Tomei ontem conhecimento da morte de Michel Aglietta (MA). Este economista e professor francês, nascido em 1938, foi seguramente, no domínio da Economia, um dos grandes investigadores e teóricos do segundo quartel do século XX e primeiro do século XXI – um pensador brilhante e um trabalhador incansável, autor de uma obra notável, que só não obteve maior reconhecimento internacional devido à relativa limitação associada à perda de importância da França no contexto. Autor da obra fundadora da chamada “Escola da Regulação” (1976) – “Régulation et crises du capitalisme” –, na qual explica as crises económicas e as dinâmicas de longo prazo das economias capitalistas, MA foi o principal animador de um movimento teórico que ultrapassou muitas fronteiras, especialmente no contexto europeu e latino-americano, e em que sobressaíram vários outros investigadores de mérito (com destaque para Robert Boyer).
Duas caraterísticas comandam a essência dos trabalhos de MA: a interdisciplinaridade, designadamente no que toca ao papel determinante da História para a compreensão dos fenómenos económicos e à sustentação da ideia de que os mercados e a moeda constituem construções sociais, e o seu crescente investimento na investigação em torno da moeda, da teoria monetária e dos mercados financeiros, deixando obra altamente original e relevante.
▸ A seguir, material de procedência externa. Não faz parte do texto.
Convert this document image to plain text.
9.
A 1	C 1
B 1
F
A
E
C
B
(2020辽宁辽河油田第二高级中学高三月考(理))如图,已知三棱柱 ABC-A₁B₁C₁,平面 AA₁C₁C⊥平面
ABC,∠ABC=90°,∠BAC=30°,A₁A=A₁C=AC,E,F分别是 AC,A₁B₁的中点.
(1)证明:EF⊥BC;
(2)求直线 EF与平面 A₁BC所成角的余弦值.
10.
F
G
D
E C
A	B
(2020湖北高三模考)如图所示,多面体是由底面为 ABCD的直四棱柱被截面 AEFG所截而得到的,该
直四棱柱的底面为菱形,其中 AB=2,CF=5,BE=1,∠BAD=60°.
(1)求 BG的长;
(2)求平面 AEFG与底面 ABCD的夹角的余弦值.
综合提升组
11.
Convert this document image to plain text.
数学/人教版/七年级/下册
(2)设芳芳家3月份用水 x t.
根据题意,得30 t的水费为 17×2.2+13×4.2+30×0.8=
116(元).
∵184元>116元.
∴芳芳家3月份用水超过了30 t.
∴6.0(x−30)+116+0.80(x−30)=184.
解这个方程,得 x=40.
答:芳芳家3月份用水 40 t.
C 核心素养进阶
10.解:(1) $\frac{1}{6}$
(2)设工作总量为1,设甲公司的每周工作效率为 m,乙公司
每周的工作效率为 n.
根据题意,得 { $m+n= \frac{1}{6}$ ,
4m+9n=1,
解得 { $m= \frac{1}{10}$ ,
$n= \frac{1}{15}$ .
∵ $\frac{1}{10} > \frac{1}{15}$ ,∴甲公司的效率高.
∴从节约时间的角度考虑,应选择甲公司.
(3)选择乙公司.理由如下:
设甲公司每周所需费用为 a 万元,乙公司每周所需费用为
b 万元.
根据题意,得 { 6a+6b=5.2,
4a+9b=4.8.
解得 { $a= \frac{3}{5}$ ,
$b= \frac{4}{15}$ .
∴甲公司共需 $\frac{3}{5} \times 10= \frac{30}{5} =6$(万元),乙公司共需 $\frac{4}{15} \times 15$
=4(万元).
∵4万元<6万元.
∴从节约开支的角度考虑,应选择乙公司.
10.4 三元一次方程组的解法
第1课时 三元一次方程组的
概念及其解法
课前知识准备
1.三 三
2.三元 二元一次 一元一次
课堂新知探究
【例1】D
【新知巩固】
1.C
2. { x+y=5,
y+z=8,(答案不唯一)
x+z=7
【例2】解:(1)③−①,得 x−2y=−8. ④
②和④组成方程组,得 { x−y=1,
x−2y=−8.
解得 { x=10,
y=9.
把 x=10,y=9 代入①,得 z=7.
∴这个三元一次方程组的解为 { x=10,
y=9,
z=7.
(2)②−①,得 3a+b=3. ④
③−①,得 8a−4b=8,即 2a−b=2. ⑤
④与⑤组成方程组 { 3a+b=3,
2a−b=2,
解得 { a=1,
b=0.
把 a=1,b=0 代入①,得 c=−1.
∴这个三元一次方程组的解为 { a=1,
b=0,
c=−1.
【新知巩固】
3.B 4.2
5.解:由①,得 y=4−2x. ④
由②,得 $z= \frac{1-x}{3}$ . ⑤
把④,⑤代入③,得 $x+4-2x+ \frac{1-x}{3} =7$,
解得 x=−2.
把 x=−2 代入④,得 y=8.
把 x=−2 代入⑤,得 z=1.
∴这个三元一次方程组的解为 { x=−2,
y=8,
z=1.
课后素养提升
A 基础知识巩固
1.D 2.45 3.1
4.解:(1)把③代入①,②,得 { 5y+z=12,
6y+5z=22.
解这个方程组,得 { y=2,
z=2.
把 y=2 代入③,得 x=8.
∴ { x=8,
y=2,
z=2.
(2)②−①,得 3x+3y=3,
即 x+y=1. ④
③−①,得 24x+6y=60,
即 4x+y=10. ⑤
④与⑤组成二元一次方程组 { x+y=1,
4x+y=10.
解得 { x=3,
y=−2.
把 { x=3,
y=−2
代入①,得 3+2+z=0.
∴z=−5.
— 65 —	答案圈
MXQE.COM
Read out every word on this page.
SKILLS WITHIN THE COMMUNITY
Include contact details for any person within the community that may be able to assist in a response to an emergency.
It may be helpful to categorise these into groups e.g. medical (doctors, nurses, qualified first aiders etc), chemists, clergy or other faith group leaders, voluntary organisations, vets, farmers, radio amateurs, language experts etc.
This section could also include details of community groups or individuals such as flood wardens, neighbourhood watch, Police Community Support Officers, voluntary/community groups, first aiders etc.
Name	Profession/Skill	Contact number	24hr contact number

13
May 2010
Nas duas últimas décadas, também fruto da sua ligação ao CEPII enquanto conselheiro científico, MA consagrou esforços a domínios alternativos, embora complementares, como sejam os da construção europeia e da moeda única europeia, da macroeconomia internacional, dos modelos de capitalismo, das derivas e desordens do sistema financeiro e da governação económica internacional, da compreensão dos trunfos e contradições da economia chinesa ou das interações entre crescimento económico e uma necessária institucionalização dos desafios decorrentes da transição energética e ambiental.
Tendo adquirido a sua formação de base na “École Polytechnique”, MA doutorou-se em Economia sob a orientação de Raymond Barre, foi administrador do INSEE, fez o essencial da sua carreira docente e académica na Universidade de Nanterre e ocupou diversos cargos de assessoria governamental e europeia ao mais alto nível, no “Conseil d’Analyse Économique” e no “Haut Conseil des Finances Publiques” ou no CEPII, onde se tornou figura central desde a sua criação (final dos anos 70) e decano até ao final da vida.
Permita-se-me uma referência pessoal. A atração pela investigação de MA foi a razão principal para a minha opção por Paris enquanto local de doutoramento e quero aqui recordar a primeira interação pessoal que com ele tivemos (eu e o meu amigo Guilherme Costa) na Universidade de Amiens, onde lecionava em 1979/80, e a respetiva sequência já no CEPII (à época na “Rue Saint-Denis”), assim como a forma como sempre nos distinguiu com a sua disponibilidade para acompanhar o que íamos fazendo naqueles anos da primeira metade dos anos 80. Recordo ainda a autêntica mobilização de estudantes que existiu em torno da sua aula de final da tarde em Paris I e os momentos de deslumbramento intelectual que tantas vezes suscitava. Recordo, por fim, aquela sua aceitação do meu convite para vir ao Porto e por cá nos presentear com um excelente e muito profissional curso no IESF e com duas magníficas conferências na FEP. Para mim, MA permaneceu como alguém cujas publicações sempre procurei com afã nas estantes das livrarias que fui frequentando ao longo de todos estes anos em Paris, Estrasburgo ou Bruxelas, bem assim como nas revistas e jornais de toda a espécie onde escrevia e divulgava alguns frutos do seu pensamento.
MA desapareceu no dia 24, mas a vastidão e espessura do seu legado e o lastro do seu exemplo pessoal ficarão a marcar a passagem de alguém cujo estatuto e dimensão estiveram bem acima das expectativas que provinham da sua circunstância e das circunstâncias do seu tempo. Na minha biblioteca, tenho uma prateleira a abarrotar de exemplares imbuídos da excecionalidade e singularidade do homem que foi Michel Aglietta.